NASHVILLE, Tenn. (WATE) — A Tennessee State veterinarian is advising cattle buyers on the best practices and legal requirements before purchasing animals from outside of the state.

Animals from outside of Tennessee, by law, must have current a health certificate issued within 30 days of movement and official identification. Buyers and shippers must follow the state and federal import rules and regulations.

“Emerging diseases and parasites have been introduced into Tennessee this year through infected livestock purchased without the buyer seeing the animals in advance,” State Veterinarian Dr. Samantha Beaty said. “I recommend buyers visualize animals in person before money changes hands to help minimize the risk of moving disease onto their farm or into their established herd. I discourage purchase of animals sight unseen from an online source where delivery is included. If it seems too good to be true, it likely is.“

According to a news release, if it isn’t possible for the buyer to see the animal or animals in person before the transaction. The buyer should consider having a licensed veterinarian conduct an examination.

The veterinarian also recommends having livestock checked to detect disease before spending money or introducing sick animals into the herd.

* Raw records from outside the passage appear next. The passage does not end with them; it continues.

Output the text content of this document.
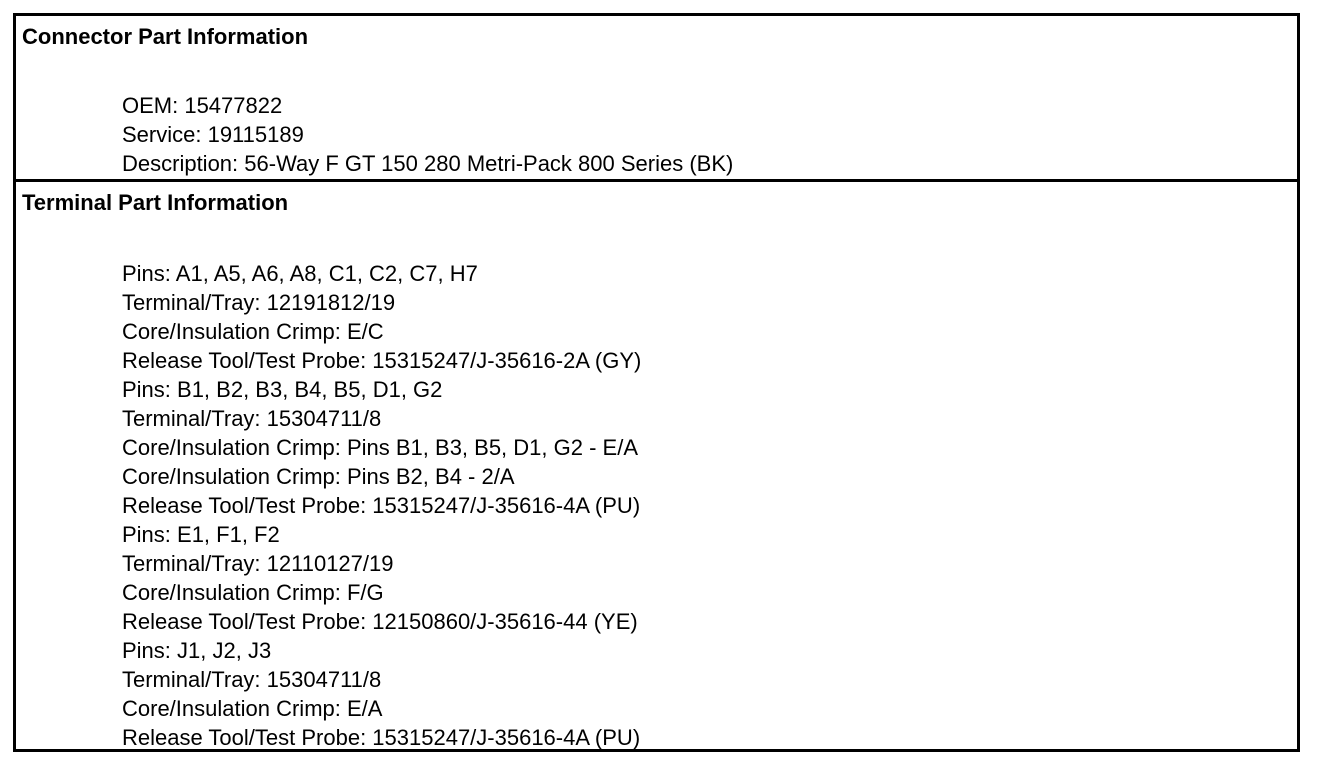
Connector Part Information
OEM: 15477822
Service: 19115189
Description: 56-Way F GT 150 280 Metri-Pack 800 Series (BK)
Terminal Part Information
Pins: A1, A5, A6, A8, C1, C2, C7, H7
Terminal/Tray: 12191812/19
Core/Insulation Crimp: E/C
Release Tool/Test Probe: 15315247/J-35616-2A (GY)
Pins: B1, B2, B3, B4, B5, D1, G2
Terminal/Tray: 15304711/8
Core/Insulation Crimp: Pins B1, B3, B5, D1, G2 - E/A
Core/Insulation Crimp: Pins B2, B4 - 2/A
Release Tool/Test Probe: 15315247/J-35616-4A (PU)
Pins: E1, F1, F2
Terminal/Tray: 12110127/19
Core/Insulation Crimp: F/G
Release Tool/Test Probe: 12150860/J-35616-44 (YE)
Pins: J1, J2, J3
Terminal/Tray: 15304711/8
Core/Insulation Crimp: E/A
Release Tool/Test Probe: 15315247/J-35616-4A (PU)
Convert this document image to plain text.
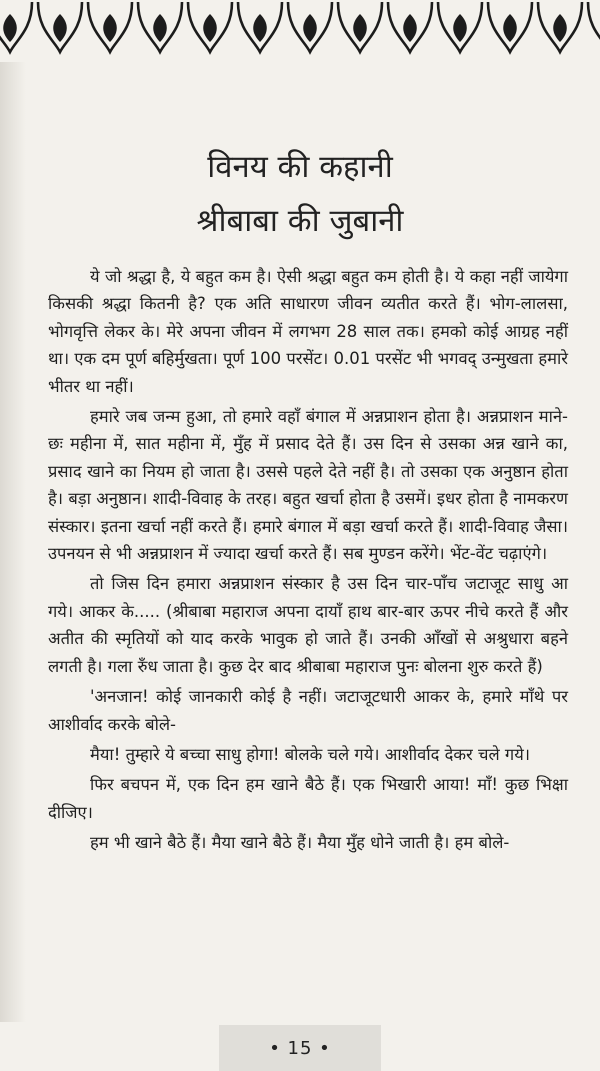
विनय की कहानी

श्रीबाबा की जुबानी

ये जो श्रद्धा है, ये बहुत कम है। ऐसी श्रद्धा बहुत कम होती है। ये कहा नहीं जायेगा किसकी श्रद्धा कितनी है? एक अति साधारण जीवन व्यतीत करते हैं। भोग-लालसा, भोगवृत्ति लेकर के। मेरे अपना जीवन में लगभग 28 साल तक। हमको कोई आग्रह नहीं था। एक दम पूर्ण बहिर्मुखता। पूर्ण 100 परसेंट। 0.01 परसेंट भी भगवद् उन्मुखता हमारे भीतर था नहीं।

हमारे जब जन्म हुआ, तो हमारे वहाँ बंगाल में अन्नप्राशन होता है। अन्नप्राशन माने-छः महीना में, सात महीना में, मुँह में प्रसाद देते हैं। उस दिन से उसका अन्न खाने का, प्रसाद खाने का नियम हो जाता है। उससे पहले देते नहीं है। तो उसका एक अनुष्ठान होता है। बड़ा अनुष्ठान। शादी-विवाह के तरह। बहुत खर्चा होता है उसमें। इधर होता है नामकरण संस्कार। इतना खर्चा नहीं करते हैं। हमारे बंगाल में बड़ा खर्चा करते हैं। शादी-विवाह जैसा। उपनयन से भी अन्नप्राशन में ज्यादा खर्चा करते हैं। सब मुण्डन करेंगे। भेंट-वेंट चढ़ाएंगे।

तो जिस दिन हमारा अन्नप्राशन संस्कार है उस दिन चार-पाँच जटाजूट साधु आ गये। आकर के..... (श्रीबाबा महाराज अपना दायाँ हाथ बार-बार ऊपर नीचे करते हैं और अतीत की स्मृतियों को याद करके भावुक हो जाते हैं। उनकी आँखों से अश्रुधारा बहने लगती है। गला रुँध जाता है। कुछ देर बाद श्रीबाबा महाराज पुनः बोलना शुरु करते हैं)

'अनजान! कोई जानकारी कोई है नहीं। जटाजूटधारी आकर के, हमारे माँथे पर आशीर्वाद करके बोले-

मैया! तुम्हारे ये बच्चा साधु होगा! बोलके चले गये। आशीर्वाद देकर चले गये।

फिर बचपन में, एक दिन हम खाने बैठे हैं। एक भिखारी आया! माँ! कुछ भिक्षा दीजिए।

हम भी खाने बैठे हैं। मैया खाने बैठे हैं। मैया मुँह धोने जाती है। हम बोले-

• 15 •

The Tennessee Department of Agriculture’s Animal Health Division is responsible for promoting animal health in Tennessee. The state veterinarian’s office seeks to prevent the spread of disease through import and movement requirements, livestock traceability, disaster mitigation, and the services of the C.E. Kord Animal Health Diagnostic Laboratory. The division collaborates with other health-related stakeholders, academic institutions, and extension services to support One Health, an initiative to improve health for people and animals.